Но весна – это тоже грань времени, его узкая и неравновесная сторона. Ждан никогда не видел настоящей северной весны, а за стенами аэровокзала была именно такая.
Наружный дневной свет просто ослепил его.
Столько лучей было растворено в воздухе и возникало ощущение, что этим воздухом совершенно невозможно дышать. Солнечная взвесь простиралась очень высоко, почти до перламутровых облаков, где небесная синь немного разбавляла собой верхние атмосферные слои. Ждан не сразу понял, почему то, что он видит вокруг себя, настолько удивляет его своей необычностью. Если бы не торжественная феерия света, происходящая в весеннем воздухе, можно было бы подумать, что небо вплотную придвинулось к земле: бесконечные и гладкие волны цветущих сопок, огромное, навалившееся на них небо и человек, беспомощно зажатый между ними.

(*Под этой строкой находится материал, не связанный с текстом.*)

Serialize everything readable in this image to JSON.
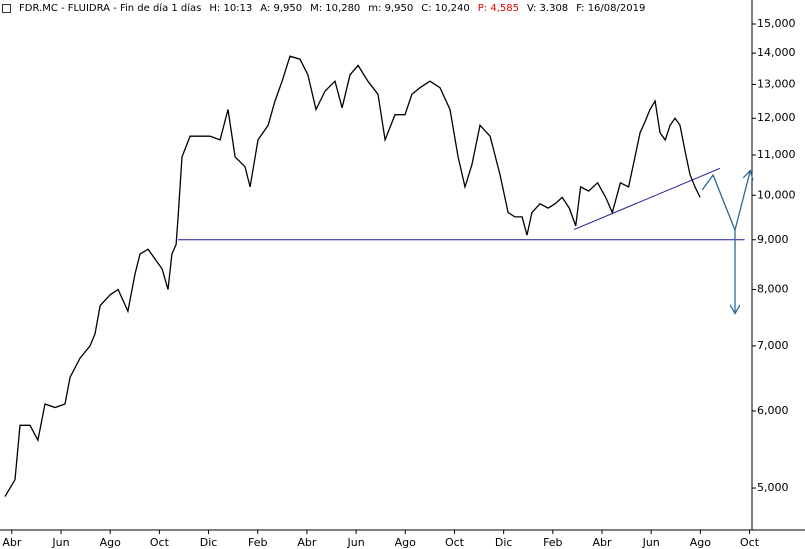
{
  "chart_data": {
    "type": "line",
    "title": "FDR.MC - FLUIDRA - Fin de día 1 días",
    "info": [
      {
        "text": "H: 10:13",
        "color": "#000000"
      },
      {
        "text": "A: 9,950",
        "color": "#000000"
      },
      {
        "text": "M: 10,280",
        "color": "#000000"
      },
      {
        "text": "m: 9,950",
        "color": "#000000"
      },
      {
        "text": "C: 10,240",
        "color": "#000000"
      },
      {
        "text": "P: 4,585",
        "color": "#e00000"
      },
      {
        "text": "V: 3.308",
        "color": "#000000"
      },
      {
        "text": "F: 16/08/2019",
        "color": "#000000"
      }
    ],
    "log_scale": true,
    "xlim": [
      -0.4,
      30.1
    ],
    "xticks": [
      {
        "value": 0,
        "label": "Abr"
      },
      {
        "value": 2,
        "label": "Jun"
      },
      {
        "value": 4,
        "label": "Ago"
      },
      {
        "value": 6,
        "label": "Oct"
      },
      {
        "value": 8,
        "label": "Dic"
      },
      {
        "value": 10,
        "label": "Feb"
      },
      {
        "value": 12,
        "label": "Abr"
      },
      {
        "value": 14,
        "label": "Jun"
      },
      {
        "value": 16,
        "label": "Ago"
      },
      {
        "value": 18,
        "label": "Oct"
      },
      {
        "value": 20,
        "label": "Dic"
      },
      {
        "value": 22,
        "label": "Feb"
      },
      {
        "value": 24,
        "label": "Abr"
      },
      {
        "value": 26,
        "label": "Jun"
      },
      {
        "value": 28,
        "label": "Ago"
      },
      {
        "value": 30,
        "label": "Oct"
      }
    ],
    "ylim": [
      4527,
      15579
    ],
    "yticks": [
      {
        "value": 5000,
        "label": "5,000"
      },
      {
        "value": 6000,
        "label": "6,000"
      },
      {
        "value": 7000,
        "label": "7,000"
      },
      {
        "value": 8000,
        "label": "8,000"
      },
      {
        "value": 9000,
        "label": "9,000"
      },
      {
        "value": 10000,
        "label": "10,000"
      },
      {
        "value": 11000,
        "label": "11,000"
      },
      {
        "value": 12000,
        "label": "12,000"
      },
      {
        "value": 13000,
        "label": "13,000"
      },
      {
        "value": 14000,
        "label": "14,000"
      },
      {
        "value": 15000,
        "label": "15,000"
      }
    ],
    "series": [
      {
        "color": "#000000",
        "x": [
          -0.28,
          0.13,
          0.33,
          0.74,
          1.06,
          1.35,
          1.76,
          2.16,
          2.37,
          2.77,
          3.18,
          3.38,
          3.59,
          4.0,
          4.32,
          4.72,
          5.01,
          5.21,
          5.54,
          5.82,
          6.11,
          6.35,
          6.51,
          6.68,
          6.76,
          6.92,
          7.25,
          7.65,
          8.06,
          8.47,
          8.79,
          9.08,
          9.48,
          9.69,
          10.01,
          10.42,
          10.7,
          10.99,
          11.31,
          11.72,
          12.04,
          12.37,
          12.74,
          13.14,
          13.43,
          13.75,
          14.08,
          14.48,
          14.89,
          15.18,
          15.58,
          15.99,
          16.27,
          16.6,
          17.0,
          17.41,
          17.82,
          18.15,
          18.43,
          18.71,
          19.04,
          19.45,
          19.85,
          20.18,
          20.46,
          20.75,
          20.95,
          21.15,
          21.48,
          21.81,
          22.09,
          22.38,
          22.67,
          22.93,
          23.13,
          23.46,
          23.82,
          24.15,
          24.42,
          24.75,
          25.08,
          25.34,
          25.55,
          25.75,
          25.95,
          26.16,
          26.36,
          26.57,
          26.77,
          26.97,
          27.17,
          27.38,
          27.58,
          27.78,
          27.99
        ],
        "values": [
          4900,
          5100,
          5800,
          5800,
          5600,
          6100,
          6050,
          6100,
          6500,
          6800,
          7000,
          7200,
          7700,
          7900,
          8000,
          7600,
          8300,
          8700,
          8800,
          8600,
          8400,
          8000,
          8700,
          8900,
          9500,
          10950,
          11500,
          11500,
          11500,
          11400,
          12250,
          10950,
          10700,
          10200,
          11400,
          11800,
          12500,
          13100,
          13900,
          13800,
          13300,
          12250,
          12800,
          13100,
          12300,
          13300,
          13600,
          13100,
          12700,
          11400,
          12100,
          12100,
          12700,
          12900,
          13100,
          12900,
          12250,
          10950,
          10200,
          10750,
          11800,
          11500,
          10500,
          9600,
          9500,
          9500,
          9100,
          9600,
          9800,
          9700,
          9800,
          9950,
          9700,
          9300,
          10200,
          10100,
          10300,
          9950,
          9600,
          10300,
          10200,
          10950,
          11600,
          11900,
          12250,
          12500,
          11600,
          11400,
          11800,
          12000,
          11800,
          11100,
          10500,
          10200,
          9950
        ]
      }
    ],
    "overlays": [
      {
        "color": "#1a1a9a",
        "x": [
          6.76,
          29.8
        ],
        "values": [
          9000,
          9000
        ]
      },
      {
        "color": "#1a1a9a",
        "x": [
          22.86,
          28.8
        ],
        "values": [
          9220,
          10660
        ]
      },
      {
        "color": "#2d6a9a",
        "x": [
          28.07,
          28.52,
          29.41,
          30.02
        ],
        "values": [
          10125,
          10490,
          9210,
          10570
        ]
      },
      {
        "color": "#2d6a9a",
        "x": [
          29.41,
          29.41
        ],
        "values": [
          9210,
          7580
        ]
      }
    ]
  }
}
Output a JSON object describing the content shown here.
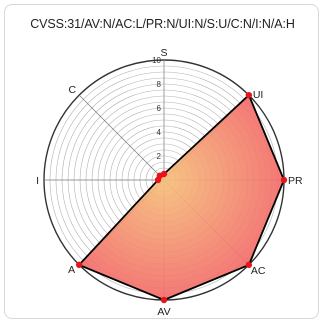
{
  "chart_data": {
    "type": "radar",
    "title": "CVSS:31/AV:N/AC:L/PR:N/UI:N/S:U/C:N/I:N/A:H",
    "axes": [
      "S",
      "UI",
      "PR",
      "AC",
      "AV",
      "A",
      "I",
      "C"
    ],
    "values": [
      0.5,
      10,
      10,
      10,
      10,
      10,
      0.5,
      0.5
    ],
    "rlim": [
      0,
      10
    ],
    "ticks": [
      2,
      4,
      6,
      8,
      10
    ],
    "tick_labels": [
      "2",
      "4",
      "6",
      "8",
      "10"
    ],
    "grid": true,
    "colors": {
      "fill_outer": "#f26a6a",
      "fill_inner": "#f6c07a",
      "outline": "#000000",
      "point": "#e8141c",
      "grid": "#999999",
      "outer_ring": "#333333"
    }
  }
}
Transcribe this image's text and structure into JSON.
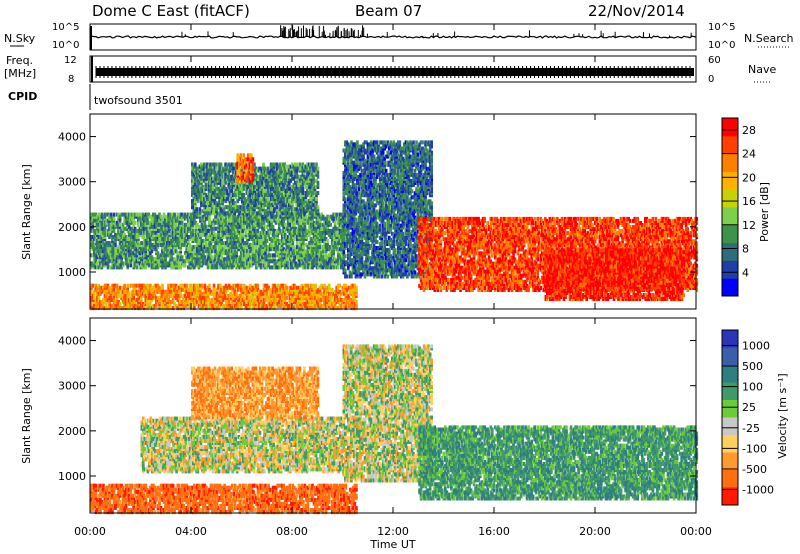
{
  "header": {
    "station": "Dome C East (fitACF)",
    "beam": "Beam 07",
    "date": "22/Nov/2014"
  },
  "strip_labels": {
    "nsky": "N.Sky",
    "freq_line1": "Freq.",
    "freq_line2": "[MHz]",
    "cpid": "CPID",
    "nsearch": "N.Search",
    "nave": "Nave",
    "cpid_value": "twofsound 3501"
  },
  "strip_ticks": {
    "noise_left_top": "10^5",
    "noise_left_bottom": "10^0",
    "noise_right_top": "10^5",
    "noise_right_bottom": "10^0",
    "freq_left_top": "12",
    "freq_left_bottom": "8",
    "nave_right_top": "60",
    "nave_right_bottom": "0"
  },
  "colors": {
    "power_scale": [
      "#0000ff",
      "#1f3fa8",
      "#2e6e7a",
      "#3d9448",
      "#7cd04b",
      "#c8d200",
      "#ffb000",
      "#ff8000",
      "#ff4000",
      "#ff0000"
    ],
    "velocity_scale": [
      "#2a36b8",
      "#3a5fa8",
      "#2f7e80",
      "#3f9a68",
      "#6ccc38",
      "#c8c8c8",
      "#ffd060",
      "#ff9a30",
      "#ff6f10",
      "#ff1a00"
    ]
  },
  "chart_data": [
    {
      "type": "heatmap",
      "name_in_figure": "power",
      "ylabel": "Slant Range [km]",
      "y_ticks": [
        "1000",
        "2000",
        "3000",
        "4000"
      ],
      "ylim": [
        180,
        4500
      ],
      "xlim_hours": [
        0,
        24
      ],
      "x_ticks": [
        "00:00",
        "04:00",
        "08:00",
        "12:00",
        "16:00",
        "20:00",
        "00:00"
      ],
      "colorbar": {
        "label": "Power [dB]",
        "ticks": [
          "4",
          "8",
          "12",
          "16",
          "20",
          "24",
          "28"
        ],
        "range": [
          0,
          30
        ]
      },
      "regions": [
        {
          "t": [
            0.0,
            10.5
          ],
          "r": [
            200,
            700
          ],
          "value": 22
        },
        {
          "t": [
            0.0,
            10.0
          ],
          "r": [
            1100,
            2300
          ],
          "value": 10
        },
        {
          "t": [
            4.0,
            9.0
          ],
          "r": [
            2300,
            3400
          ],
          "value": 9
        },
        {
          "t": [
            5.8,
            6.4
          ],
          "r": [
            3000,
            3600
          ],
          "value": 24
        },
        {
          "t": [
            10.0,
            13.5
          ],
          "r": [
            900,
            3900
          ],
          "value": 7
        },
        {
          "t": [
            13.0,
            24.0
          ],
          "r": [
            600,
            2200
          ],
          "value": 26
        },
        {
          "t": [
            18.0,
            23.5
          ],
          "r": [
            400,
            1500
          ],
          "value": 28
        }
      ]
    },
    {
      "type": "heatmap",
      "name_in_figure": "velocity",
      "ylabel": "Slant Range [km]",
      "xlabel": "Time UT",
      "y_ticks": [
        "1000",
        "2000",
        "3000",
        "4000"
      ],
      "ylim": [
        180,
        4500
      ],
      "xlim_hours": [
        0,
        24
      ],
      "x_ticks": [
        "00:00",
        "04:00",
        "08:00",
        "12:00",
        "16:00",
        "20:00",
        "00:00"
      ],
      "colorbar": {
        "label": "Velocity [m s⁻¹]",
        "ticks": [
          "1000",
          "500",
          "100",
          "25",
          "-25",
          "-100",
          "-500",
          "-1000"
        ]
      },
      "regions": [
        {
          "t": [
            0.0,
            10.5
          ],
          "r": [
            200,
            800
          ],
          "value": -400
        },
        {
          "t": [
            2.0,
            10.0
          ],
          "r": [
            1100,
            2300
          ],
          "value": 0
        },
        {
          "t": [
            4.0,
            9.0
          ],
          "r": [
            2300,
            3400
          ],
          "value": -200
        },
        {
          "t": [
            10.0,
            13.5
          ],
          "r": [
            900,
            3900
          ],
          "value": 10
        },
        {
          "t": [
            13.0,
            24.0
          ],
          "r": [
            500,
            2100
          ],
          "value": 200
        }
      ]
    }
  ]
}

Деревья, такие обязательные и необходимые для любых пейзажей, которые обычно приходилось видеть Ждану, вероятно, сбивали этот нечеловеческий пространственный масштаб между небом, человеком и голой землёй, отодвигая своими ветвистыми руками от обитаемой земли гнетущее холодное небо. Здесь не было деревьев, и природа представала перед человеком во всем своем первобытном ужасе и величии.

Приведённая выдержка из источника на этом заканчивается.